Tuesday, November 20, 2007

Otis Rush - Blues Trail


On Thursday, December 6, 2007 at 10:00am, MDA Tourism Heritage Trails Program, the Mississippi Blues Commission and the Philadelphia/Neshoba County Community Development Partnership will honor blues legend, Otis Rush.

The ceremony will take place at the newly restored train depot located at 256 West Beacon Street in downtown Philadelphia, Mississippi. Otis Rush and his family will be present.

Rush is regarded as one of the premier blues artists of the past 50 years. He has been cited as a guitar hero to many performers, bands, and fans, including Led Zeppelin, Eric Clapton, Carlos Santana, and Stevie Ray Vaughan.

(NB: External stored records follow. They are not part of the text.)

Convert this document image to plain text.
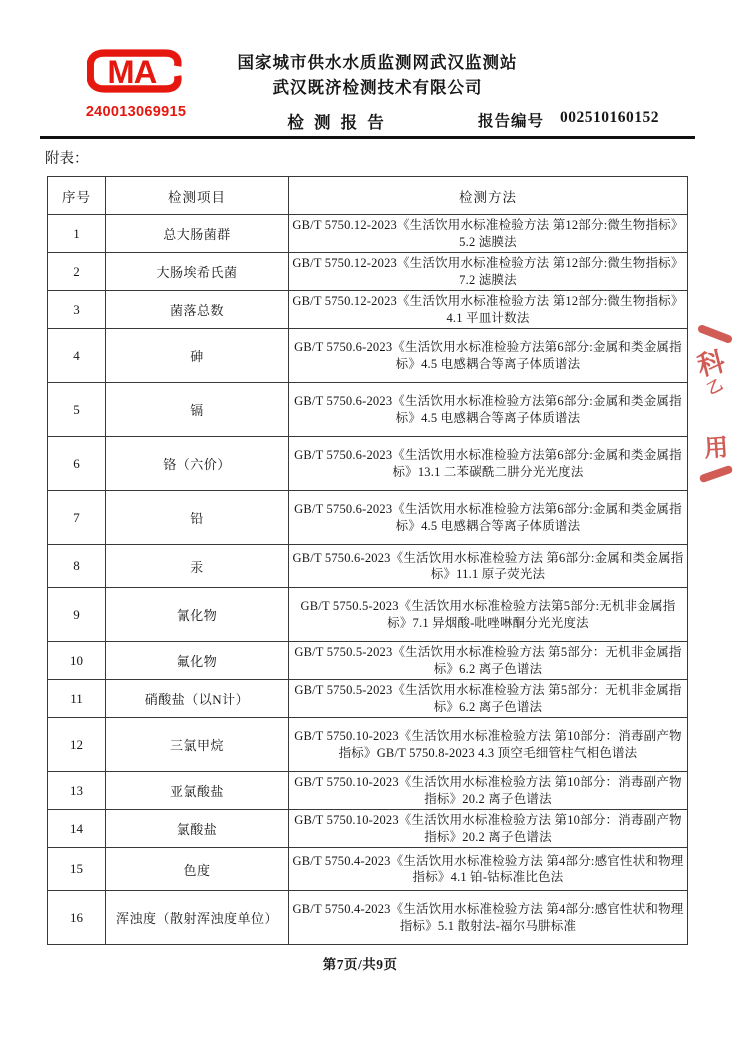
MA
240013069915
国家城市供水水质监测网武汉监测站
武汉既济检测技术有限公司
检 测 报 告	报告编号 002510160152
附表：
序号	检测项目	检测方法
1	总大肠菌群	GB/T 5750.12-2023《生活饮用水标准检验方法 第12部分:微生物指标》5.2 滤膜法
2	大肠埃希氏菌	GB/T 5750.12-2023《生活饮用水标准检验方法 第12部分:微生物指标》7.2 滤膜法
3	菌落总数	GB/T 5750.12-2023《生活饮用水标准检验方法 第12部分:微生物指标》4.1 平皿计数法
4	砷	GB/T 5750.6-2023《生活饮用水标准检验方法第6部分:金属和类金属指标》4.5 电感耦合等离子体质谱法
5	镉	GB/T 5750.6-2023《生活饮用水标准检验方法第6部分:金属和类金属指标》4.5 电感耦合等离子体质谱法
6	铬（六价）	GB/T 5750.6-2023《生活饮用水标准检验方法第6部分:金属和类金属指标》13.1 二苯碳酰二肼分光光度法
7	铅	GB/T 5750.6-2023《生活饮用水标准检验方法第6部分:金属和类金属指标》4.5 电感耦合等离子体质谱法
8	汞	GB/T 5750.6-2023《生活饮用水标准检验方法 第6部分:金属和类金属指标》11.1 原子荧光法
9	氰化物	GB/T 5750.5-2023《生活饮用水标准检验方法第5部分:无机非金属指标》7.1 异烟酸-吡唑啉酮分光光度法
10	氟化物	GB/T 5750.5-2023《生活饮用水标准检验方法 第5部分：无机非金属指标》6.2 离子色谱法
11	硝酸盐（以N计）	GB/T 5750.5-2023《生活饮用水标准检验方法 第5部分：无机非金属指标》6.2 离子色谱法
12	三氯甲烷	GB/T 5750.10-2023《生活饮用水标准检验方法 第10部分：消毒副产物指标》GB/T 5750.8-2023 4.3 顶空毛细管柱气相色谱法
13	亚氯酸盐	GB/T 5750.10-2023《生活饮用水标准检验方法 第10部分：消毒副产物指标》20.2 离子色谱法
14	氯酸盐	GB/T 5750.10-2023《生活饮用水标准检验方法 第10部分：消毒副产物指标》20.2 离子色谱法
15	色度	GB/T 5750.4-2023《生活饮用水标准检验方法 第4部分:感官性状和物理指标》4.1 铂-钴标准比色法
16	浑浊度（散射浑浊度单位）	GB/T 5750.4-2023《生活饮用水标准检验方法 第4部分:感官性状和物理指标》5.1 散射法-福尔马肼标准
第7页/共9页
科
乙
用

Rush was born in a rural area near Philadelphia on April 29, 1935, according to family sources. (Biographies often give his birth date as 1934, but no birth certificate exists.) His blues came to fruition in Chicago in the 1950s, but was shaped by the hardships and troubles of his early life in Mississippi. He was raised by his mother, Julia Boyd, in a family so poor that Otis had to wear the same clothes to school every day, and when the plantation boss summoned him to work the fields, he had to forgo school. As a teenager, Rush got married and moved to Chicago, leaving Philadelphia from the train station where the Mississippi Blues Trail marker will be unveiled.